VirtualBox Kernel driver not installed

VirtualBox doesn’t run virtual machines on Fedora and Ubuntu when secure boot is enabled.  Secure boot requires the virtual box modules to be signed.

Kernel driver not installed (rc=-1908)

The VirtualBox Linux kernel driver (vboxdrv) is probably not loaded.You may not have kernel driver installed for kernel that is runnig, if so you may do as root: dnf install akmod-VirtualBox kernel-devel-$(uname -r)If you installed VirtualBox packages and don’t want reboot the system, you may need load the kernel driver, doing as root: akmods; systemctl restart systemd-modules-load.service

where: suplibOsInit what: 3 VERR_VM_DRIVER_NOT_INSTALLED (-1908) – The support driver is not installed. On linux, open returned ENOENT

To test whether or not this really is the problem, run modprobe. Modprobe is used to load a single module, a stack of dependent modules, or all modules that are marked with a specified tag.

erawanu@localhost:$ sudo modprobe -v vboxdrv
insmod /lib/modules/3.15.8-200.fc20.x86_64/extra/vboxdrv.ko
modprobe: ERROR: could not insert 'vboxdrv': Required key not available

Secure boot is a process that validates firmware images on devices before they are allowed to execute. Starting with a root of trust (consisting of the hash of a key that is provisioned in firmware during manufacturing), secure boot cryptographically validates the digital signature of all boot components, from the pre-UEFI boot loaders, to the UEFI environment, and finally to the main OS and all components that run in it (such as drivers and apps). Secure boot helps to ensure that only authorized code can execute before the operating system loads. Found this information here

UEFI keys and openssl
The UEFI specification has several possible key types, but X509 is the most useful to us, since it’s the easiest to generate with openssl (The platform key is required to be X509 anyway). Note that when the UEFI spec says “key”, it doesn’t mean the same as an openssl key. In UEFI parlance, the “key” or “public key” means the public part (i.e. the X509 certificate); openssl uses the term key to mean the private key used to sign stuff with.

All keys (PK, and X509 keys in KEK and db) should be X509 CA keys (i.e. self signed). The reason for this is that the platform will verify a key back to its root of trust. It is possible to provision a signature chain going back to the root of trust, but it’s not easy, so starting with self signed CA certificates is easiest. Note that from the CA, you can issue signing keys, but those keys cannot themselves then be used to create subordinate signing keys because the intermediate trust certificate will be missing from the signing chain. I found this information here and they refer to this site.

Creating UEFI CA keys

The easiest way is to use the x509 CA creation command

openssl req -new -x509 -newkey rsa:2048 -keyout PK.key -outform DER -out PK.der -nodes -days <length> -subj “/CN=<my common name>/”

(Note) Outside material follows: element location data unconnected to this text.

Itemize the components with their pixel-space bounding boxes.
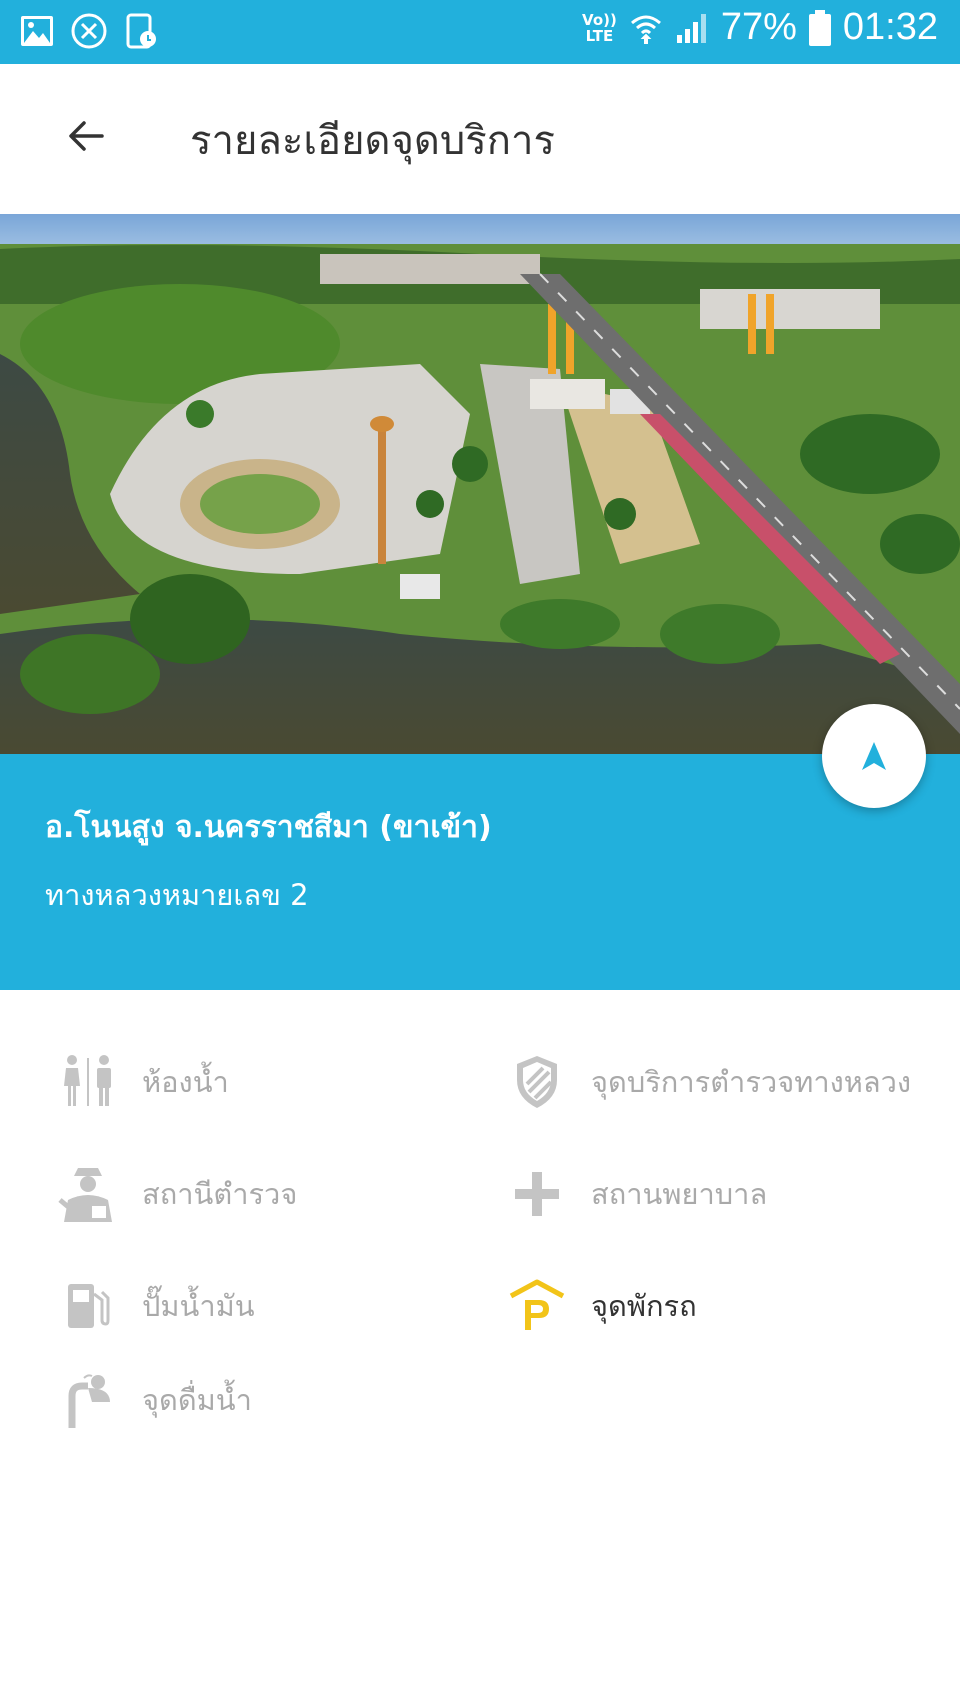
clock: 01:32 (842, 6, 938, 48)
amenity-label: ปั๊มน้ำมัน (142, 1289, 255, 1323)
amenity-restroom: ห้องน้ำ (56, 1050, 229, 1114)
amenity-label: สถานพยาบาล (591, 1177, 768, 1211)
drinking-fountain-icon (68, 1374, 110, 1428)
restroom-icon (64, 1055, 111, 1106)
back-button[interactable] (56, 106, 116, 166)
amenity-highway-police: จุดบริการตำรวจทางหลวง (505, 1050, 911, 1114)
amenity-label: จุดดื่มน้ำ (142, 1383, 252, 1417)
shield-icon (517, 1056, 557, 1108)
arrow-left-icon (69, 121, 104, 151)
app-bar: รายละเอียดจุดบริการ (0, 64, 960, 214)
parking-icon (509, 1279, 565, 1330)
navigation-arrow-icon (862, 742, 886, 770)
place-name: อ.โนนสูง จ.นครราชสีมา (ขาเข้า) (45, 810, 492, 845)
image-notification-icon (21, 16, 53, 46)
amenity-police-station: สถานีตำรวจ (56, 1162, 297, 1226)
status-bar: Vo)) LTE 77% 01:32 (0, 0, 960, 64)
rest-area-photo (0, 214, 960, 754)
screenshot-notification-icon (126, 13, 156, 49)
navigate-button[interactable] (822, 704, 926, 808)
police-officer-icon (58, 1168, 112, 1222)
signal-icon (676, 13, 706, 43)
amenity-label: ห้องน้ำ (142, 1065, 229, 1099)
amenity-hospital: สถานพยาบาล (505, 1162, 767, 1226)
volte-indicator: Vo)) LTE (582, 10, 617, 45)
place-road: ทางหลวงหมายเลข 2 (45, 878, 309, 912)
fuel-pump-icon (68, 1284, 110, 1328)
amenity-drinking-water: จุดดื่มน้ำ (56, 1368, 252, 1432)
amenity-label: จุดบริการตำรวจทางหลวง (591, 1065, 912, 1099)
battery-icon (808, 9, 831, 46)
blocked-notification-icon (71, 13, 107, 49)
wifi-icon (630, 15, 661, 44)
battery-percent: 77% (720, 6, 797, 48)
amenity-rest-stop: จุดพักรถ (505, 1274, 697, 1338)
amenity-label: สถานีตำรวจ (142, 1177, 298, 1211)
amenity-label: จุดพักรถ (591, 1289, 697, 1323)
medical-cross-icon (515, 1172, 559, 1216)
amenity-gas-station: ปั๊มน้ำมัน (56, 1274, 255, 1338)
page-title: รายละเอียดจุดบริการ (190, 118, 555, 164)
notification-icons (18, 12, 160, 50)
system-status: Vo)) LTE 77% 01:32 (582, 6, 938, 49)
place-info: อ.โนนสูง จ.นครราชสีมา (ขาเข้า) ทางหลวงหม… (0, 754, 960, 990)
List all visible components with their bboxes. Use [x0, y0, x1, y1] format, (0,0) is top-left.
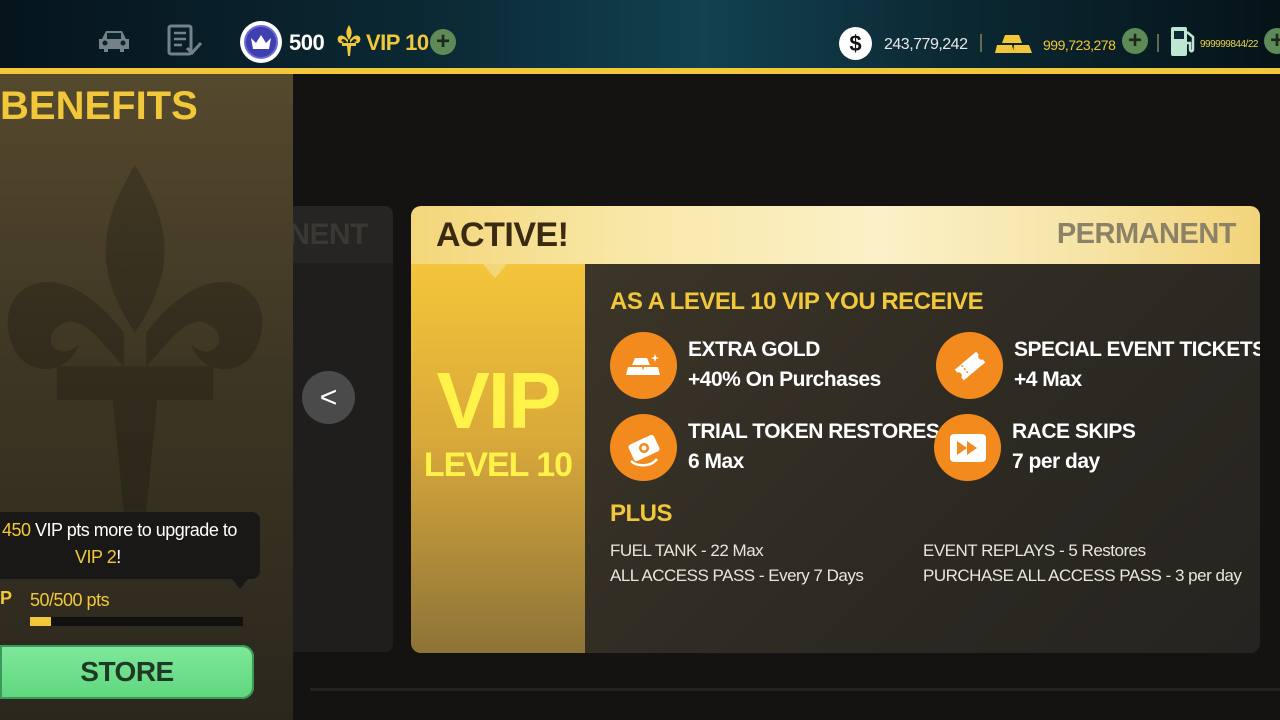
crown-icon [251, 35, 271, 49]
tooltip-points: 450 [2, 520, 31, 540]
vip-notch [483, 264, 507, 278]
benefit-value: 6 Max [688, 450, 744, 473]
dollar-icon: $ [839, 27, 872, 60]
extra-benefit: PURCHASE ALL ACCESS PASS - 3 per day [923, 566, 1242, 585]
extra-benefit: FUEL TANK - 22 Max [610, 541, 764, 560]
vip-plus-button[interactable]: + [430, 29, 456, 55]
benefits-content: AS A LEVEL 10 VIP YOU RECEIVE EXTRA GOLD… [585, 264, 1260, 653]
vip-progress-fill [30, 617, 52, 626]
benefit-title: EXTRA GOLD [688, 338, 820, 361]
card-header: ACTIVE! PERMANENT [411, 206, 1260, 264]
previous-benefit-card[interactable]: PERMANENT [293, 206, 393, 652]
previous-arrow-button[interactable]: < [302, 371, 355, 424]
vip-level-label: VIP 10 [366, 30, 429, 55]
vip-big-label: VIP [436, 356, 562, 445]
benefits-sidebar: BENEFITS 450 VIP pts more to upgrade to … [0, 74, 293, 720]
fleur-de-lis-icon [337, 25, 361, 56]
gold-plus-button[interactable]: + [1122, 28, 1148, 54]
fuel-plus-button[interactable]: + [1264, 28, 1280, 54]
benefit-title: SPECIAL EVENT TICKETS [1014, 338, 1260, 361]
progress-prefix: P [0, 588, 12, 608]
fuel-pump-icon [1171, 27, 1195, 56]
fast-forward-icon [934, 414, 1001, 481]
receive-title: AS A LEVEL 10 VIP YOU RECEIVE [610, 288, 984, 315]
gold-bars-icon [995, 35, 1032, 53]
separator [980, 34, 982, 52]
benefit-title: TRIAL TOKEN RESTORES [688, 420, 940, 443]
tooltip-end: ! [116, 547, 121, 567]
gold-amount: 999,723,278 [1043, 37, 1116, 53]
checklist-icon[interactable] [167, 24, 203, 58]
fuel-amount: 999999844/22 [1200, 39, 1258, 50]
progress-text: 50/500 pts [30, 590, 110, 610]
plus-title: PLUS [610, 500, 673, 527]
token-icon [610, 414, 677, 481]
tooltip-target: VIP 2 [75, 547, 117, 567]
fleur-de-lis-watermark-icon [7, 165, 263, 512]
top-bar: 500 VIP 10 + $ 243,779,242 999,723,278 +… [0, 0, 1280, 68]
ticket-icon [936, 332, 1003, 399]
benefit-value: +4 Max [1014, 368, 1082, 391]
vip-progress-bar [30, 617, 243, 626]
upgrade-tooltip: 450 VIP pts more to upgrade to VIP 2! [0, 512, 260, 579]
tooltip-text: VIP pts more to upgrade to [30, 520, 237, 540]
benefits-title: BENEFITS [0, 84, 198, 128]
benefit-value: +40% On Purchases [688, 368, 881, 391]
vip-benefit-card: ACTIVE! PERMANENT VIP LEVEL 10 AS A LEVE… [411, 206, 1260, 653]
divider [310, 688, 1280, 691]
previous-card-label: PERMANENT [293, 218, 368, 251]
car-icon[interactable] [97, 27, 131, 53]
vip-level-text: LEVEL 10 [423, 446, 573, 484]
crown-count: 500 [289, 30, 325, 55]
permanent-label: PERMANENT [1056, 218, 1237, 250]
tooltip-tail [232, 579, 248, 589]
active-status-label: ACTIVE! [436, 216, 569, 254]
gold-bars-icon [610, 332, 677, 399]
benefit-value: 7 per day [1012, 450, 1100, 473]
extra-benefit: ALL ACCESS PASS - Every 7 Days [610, 566, 864, 585]
extra-benefit: EVENT REPLAYS - 5 Restores [923, 541, 1146, 560]
previous-card-header: PERMANENT [293, 206, 393, 263]
store-button[interactable]: STORE [0, 645, 254, 699]
benefit-title: RACE SKIPS [1012, 420, 1136, 443]
crown-badge[interactable] [240, 21, 282, 63]
cash-amount: 243,779,242 [884, 36, 968, 53]
separator [1157, 34, 1159, 52]
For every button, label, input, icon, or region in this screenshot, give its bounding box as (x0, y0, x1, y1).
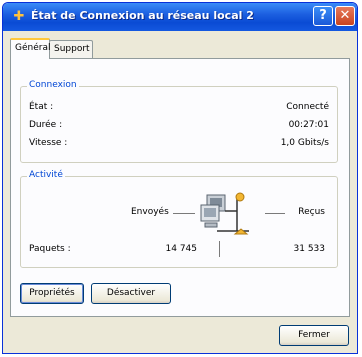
packets-received-value: 31 533 (293, 244, 326, 254)
status-value: Connecté (286, 102, 329, 112)
tab-panel-general: Connexion État : Connecté Durée : 00:27:… (10, 58, 350, 317)
duration-label: Durée : (29, 120, 63, 130)
close-window-button[interactable]: ✕ (335, 6, 355, 26)
tab-general[interactable]: Général (10, 38, 50, 59)
packets-divider (219, 241, 220, 257)
duration-value: 00:27:01 (288, 120, 329, 130)
speed-value: 1,0 Gbits/s (280, 138, 329, 148)
activity-group: Activité Envoyés Reçus Paquets : 14 745 … (20, 170, 338, 268)
packets-label: Paquets : (29, 244, 71, 254)
tab-support[interactable]: Support (49, 40, 93, 58)
activity-group-title: Activité (27, 170, 65, 180)
network-connection-icon: ✚ (13, 9, 25, 24)
status-label: État : (29, 102, 54, 112)
properties-button[interactable]: Propriétés (20, 283, 84, 304)
help-button[interactable]: ? (313, 6, 333, 26)
sent-label: Envoyés (131, 207, 169, 217)
window-title: État de Connexion au réseau local 2 (31, 9, 254, 22)
received-line (265, 213, 285, 214)
connection-group: Connexion État : Connecté Durée : 00:27:… (20, 80, 338, 163)
packets-sent-value: 14 745 (165, 244, 198, 254)
disable-button[interactable]: Désactiver (91, 283, 171, 304)
close-button[interactable]: Fermer (279, 325, 349, 346)
received-label: Reçus (298, 207, 325, 217)
connection-status-window: ✚ État de Connexion au réseau local 2 ? … (2, 2, 358, 354)
title-bar[interactable]: ✚ État de Connexion au réseau local 2 ? … (3, 3, 357, 31)
network-computers-icon (200, 192, 249, 235)
connection-group-title: Connexion (27, 80, 79, 90)
speed-label: Vitesse : (29, 138, 68, 148)
sent-line (173, 213, 195, 214)
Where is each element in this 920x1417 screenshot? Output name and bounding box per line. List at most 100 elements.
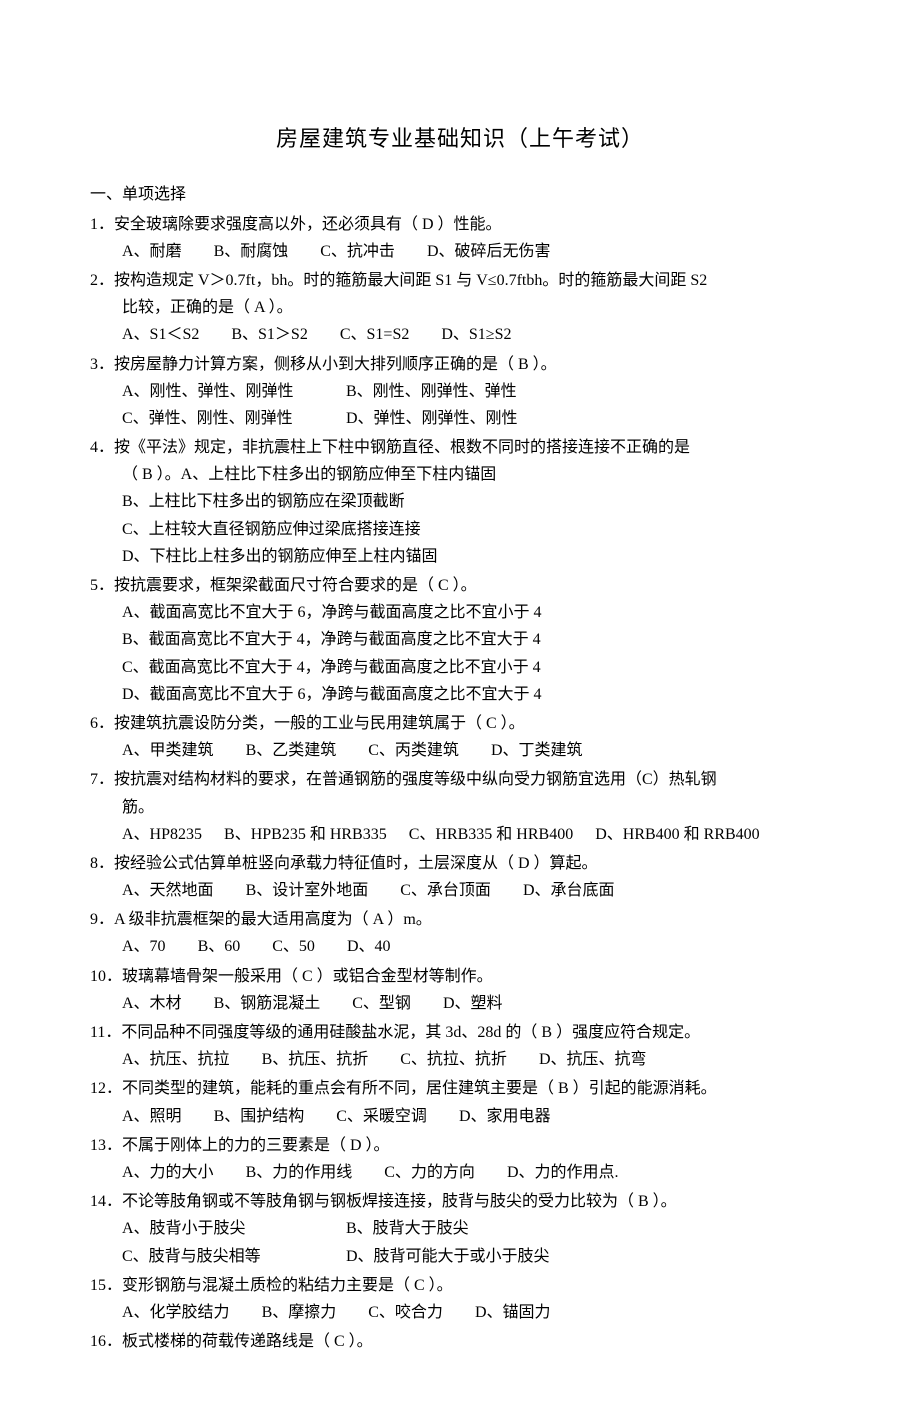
option-d: D、肢背可能大于或小于肢尖 [346, 1243, 566, 1270]
question-continuation: 筋。 [90, 794, 830, 821]
option-a: A、化学胶结力 [122, 1299, 230, 1326]
options: A、抗压、抗拉 B、抗压、抗折 C、抗拉、抗折 D、抗压、抗弯 [90, 1046, 830, 1073]
question-text: 15．变形钢筋与混凝土质检的粘结力主要是（ C ）。 [90, 1272, 830, 1299]
question-6: 6．按建筑抗震设防分类，一般的工业与民用建筑属于（ C ）。 A、甲类建筑 B、… [90, 710, 830, 764]
question-text: 8．按经验公式估算单桩竖向承载力特征值时，土层深度从（ D ）算起。 [90, 850, 830, 877]
options: A、肢背小于肢尖 B、肢背大于肢尖 C、肢背与肢尖相等 D、肢背可能大于或小于肢… [90, 1215, 830, 1269]
question-text: 6．按建筑抗震设防分类，一般的工业与民用建筑属于（ C ）。 [90, 710, 830, 737]
option-d: D、家用电器 [459, 1103, 551, 1130]
page-title: 房屋建筑专业基础知识（上午考试） [90, 120, 830, 157]
option-a: A、照明 [122, 1103, 182, 1130]
question-continuation: （ B ）。A、上柱比下柱多出的钢筋应伸至下柱内锚固 [90, 461, 830, 488]
question-2: 2．按构造规定 V＞0.7ft，bh。时的箍筋最大间距 S1 与 V≤0.7ft… [90, 267, 830, 349]
question-10: 10．玻璃幕墙骨架一般采用（ C ）或铝合金型材等制作。 A、木材 B、钢筋混凝… [90, 963, 830, 1017]
option-b: B、围护结构 [214, 1103, 305, 1130]
options: A、70 B、60 C、50 D、40 [90, 933, 830, 960]
option-b: B、耐腐蚀 [214, 238, 289, 265]
question-4: 4．按《平法》规定，非抗震柱上下柱中钢筋直径、根数不同时的搭接连接不正确的是 （… [90, 434, 830, 570]
option-c: C、丙类建筑 [368, 737, 459, 764]
options: A、HP8235 B、HPB235 和 HRB335 C、HRB335 和 HR… [90, 821, 830, 848]
option-b: B、肢背大于肢尖 [346, 1215, 566, 1242]
option-a: A、力的大小 [122, 1159, 214, 1186]
option-a: A、甲类建筑 [122, 737, 214, 764]
question-11: 11．不同品种不同强度等级的通用硅酸盐水泥，其 3d、28d 的（ B ）强度应… [90, 1019, 830, 1073]
option-d: D、S1≥S2 [441, 321, 511, 348]
option-b: B、力的作用线 [246, 1159, 353, 1186]
option-a: A、耐磨 [122, 238, 182, 265]
option-d: D、塑料 [443, 990, 503, 1017]
option-b: B、钢筋混凝土 [214, 990, 321, 1017]
question-12: 12．不同类型的建筑，能耗的重点会有所不同，居住建筑主要是（ B ）引起的能源消… [90, 1075, 830, 1129]
option-c: C、采暖空调 [336, 1103, 427, 1130]
question-9: 9．A 级非抗震框架的最大适用高度为（ A ）m。 A、70 B、60 C、50… [90, 906, 830, 960]
option-c: C、咬合力 [368, 1299, 443, 1326]
question-13: 13．不属于刚体上的力的三要素是（ D ）。 A、力的大小 B、力的作用线 C、… [90, 1132, 830, 1186]
question-7: 7．按抗震对结构材料的要求，在普通钢筋的强度等级中纵向受力钢筋宜选用（C）热轧钢… [90, 766, 830, 848]
option-c: C、承台顶面 [400, 877, 491, 904]
option-c: C、S1=S2 [340, 321, 410, 348]
option-d: D、抗压、抗弯 [539, 1046, 647, 1073]
question-text: 4．按《平法》规定，非抗震柱上下柱中钢筋直径、根数不同时的搭接连接不正确的是 [90, 434, 830, 461]
option-b: B、乙类建筑 [246, 737, 337, 764]
option-c: C、上柱较大直径钢筋应伸过梁底搭接连接 [90, 516, 830, 543]
option-d: D、承台底面 [523, 877, 615, 904]
option-b: B、刚性、刚弹性、弹性 [346, 378, 566, 405]
question-text: 2．按构造规定 V＞0.7ft，bh。时的箍筋最大间距 S1 与 V≤0.7ft… [90, 267, 830, 294]
option-b: B、截面高宽比不宜大于 4，净跨与截面高度之比不宜大于 4 [90, 626, 830, 653]
option-d: D、HRB400 和 RRB400 [595, 821, 759, 848]
option-b: B、60 [198, 933, 241, 960]
option-c: C、50 [272, 933, 315, 960]
option-c: C、力的方向 [384, 1159, 475, 1186]
option-a: A、天然地面 [122, 877, 214, 904]
question-text: 16．板式楼梯的荷载传递路线是（ C ）。 [90, 1328, 830, 1355]
option-a: A、刚性、弹性、刚弹性 [122, 378, 342, 405]
option-a: A、S1＜S2 [122, 321, 199, 348]
option-c: C、抗冲击 [320, 238, 395, 265]
question-text: 9．A 级非抗震框架的最大适用高度为（ A ）m。 [90, 906, 830, 933]
question-text: 7．按抗震对结构材料的要求，在普通钢筋的强度等级中纵向受力钢筋宜选用（C）热轧钢 [90, 766, 830, 793]
option-a: A、70 [122, 933, 166, 960]
option-a: A、肢背小于肢尖 [122, 1215, 342, 1242]
option-d: D、丁类建筑 [491, 737, 583, 764]
question-text: 12．不同类型的建筑，能耗的重点会有所不同，居住建筑主要是（ B ）引起的能源消… [90, 1075, 830, 1102]
question-text: 3．按房屋静力计算方案，侧移从小到大排列顺序正确的是（ B ）。 [90, 351, 830, 378]
option-b: B、摩擦力 [262, 1299, 337, 1326]
option-d: D、截面高宽比不宜大于 6，净跨与截面高度之比不宜大于 4 [90, 681, 830, 708]
option-a: A、HP8235 [122, 821, 202, 848]
question-1: 1．安全玻璃除要求强度高以外，还必须具有（ D ）性能。 A、耐磨 B、耐腐蚀 … [90, 211, 830, 265]
options: A、天然地面 B、设计室外地面 C、承台顶面 D、承台底面 [90, 877, 830, 904]
option-d: D、下柱比上柱多出的钢筋应伸至上柱内锚固 [90, 543, 830, 570]
options: A、化学胶结力 B、摩擦力 C、咬合力 D、锚固力 [90, 1299, 830, 1326]
question-15: 15．变形钢筋与混凝土质检的粘结力主要是（ C ）。 A、化学胶结力 B、摩擦力… [90, 1272, 830, 1326]
question-text: 11．不同品种不同强度等级的通用硅酸盐水泥，其 3d、28d 的（ B ）强度应… [90, 1019, 830, 1046]
section-heading: 一、单项选择 [90, 181, 830, 208]
option-c: C、截面高宽比不宜大于 4，净跨与截面高度之比不宜小于 4 [90, 654, 830, 681]
option-d: D、弹性、刚弹性、刚性 [346, 405, 566, 432]
option-c: C、HRB335 和 HRB400 [409, 821, 573, 848]
options: A、木材 B、钢筋混凝土 C、型钢 D、塑料 [90, 990, 830, 1017]
question-8: 8．按经验公式估算单桩竖向承载力特征值时，土层深度从（ D ）算起。 A、天然地… [90, 850, 830, 904]
question-text: 14．不论等肢角钢或不等肢角钢与钢板焊接连接，肢背与肢尖的受力比较为（ B ）。 [90, 1188, 830, 1215]
question-text: 13．不属于刚体上的力的三要素是（ D ）。 [90, 1132, 830, 1159]
option-a: A、木材 [122, 990, 182, 1017]
question-continuation: 比较，正确的是（ A ）。 [90, 294, 830, 321]
option-b: B、S1＞S2 [231, 321, 307, 348]
question-16: 16．板式楼梯的荷载传递路线是（ C ）。 [90, 1328, 830, 1355]
option-c: C、型钢 [352, 990, 411, 1017]
option-a: A、截面高宽比不宜大于 6，净跨与截面高度之比不宜小于 4 [90, 599, 830, 626]
option-d: D、破碎后无伤害 [427, 238, 551, 265]
option-b: B、设计室外地面 [246, 877, 369, 904]
question-3: 3．按房屋静力计算方案，侧移从小到大排列顺序正确的是（ B ）。 A、刚性、弹性… [90, 351, 830, 433]
option-b: B、抗压、抗折 [262, 1046, 369, 1073]
option-a: A、抗压、抗拉 [122, 1046, 230, 1073]
question-text: 1．安全玻璃除要求强度高以外，还必须具有（ D ）性能。 [90, 211, 830, 238]
option-b: B、HPB235 和 HRB335 [224, 821, 387, 848]
option-d: D、锚固力 [475, 1299, 551, 1326]
options: A、刚性、弹性、刚弹性 B、刚性、刚弹性、弹性 C、弹性、刚性、刚弹性 D、弹性… [90, 378, 830, 432]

This command will create PK.der, which is the public certificate and PK.key which is the private signing key. The UEFI spec mandates that all X509 keys be 2048 bit rsa keys and the format needs to be “der”. Fill in <days> with how long you want the certificate to be valid for and <my common name> with whatever information you want the common name to be (UEFI doesn’t use this, but it’s customary for every X509 certificate to have at least a common name).

[root@localhost ~]# openssl req -new -x509 -newkey rsa:2048 -keyout privatekey.keyout -outform DER -out privatekey.der -nodes -days 36500 -subj "/CN=MyCommonName/"

After the key is generated, it needs to be imported in the MOK manager. (Module Owned Key). This can be done with the mokutil command. Have a new password ready, because the import requires it. You will need the password while rebooting.

[root@localhost ~]# mokutil --import privatekey.der

To continue a reboot is necessary. After the reboot a blue MOK manager screen will appear. Choose “enroll MOK”, continue and type the password for the key. After booting is finished the virtual box modules need to be signed with the key.

The virtual box kernel modules in Fedora a locates in


Sign all the modules (vboxdrv, vboxguest, vboxnetadp, vboxnetflt, vboxpci, vboxsf, vboxvideo) in this folder with this command:

[root@localhost ~]# /usr/src/kernels/$(uname -r)/scripts/sign-file sha256 privatekey.keyout privatekey.der $(modinfo -n vboxdrv)

I couldn’t find out if it is really necessary to sign all these modules. I just did it…

Reboot and try


2 thoughts on “VirtualBox Kernel driver not installed

  1. Though this worked, it also seemed to disable networking entirely (can’t even use usb tethering with my phone) and broke some extensions.

    Liked by 1 person

    1. Dear Ross, i faced this problem some years ago and later due to circumstances (read work requirements) i needed to stop working with Fedora. This was a very sad day in my life. I can’r help you with the networking. Do you advice me to take this post offline? I am very sorry for any inconvenience.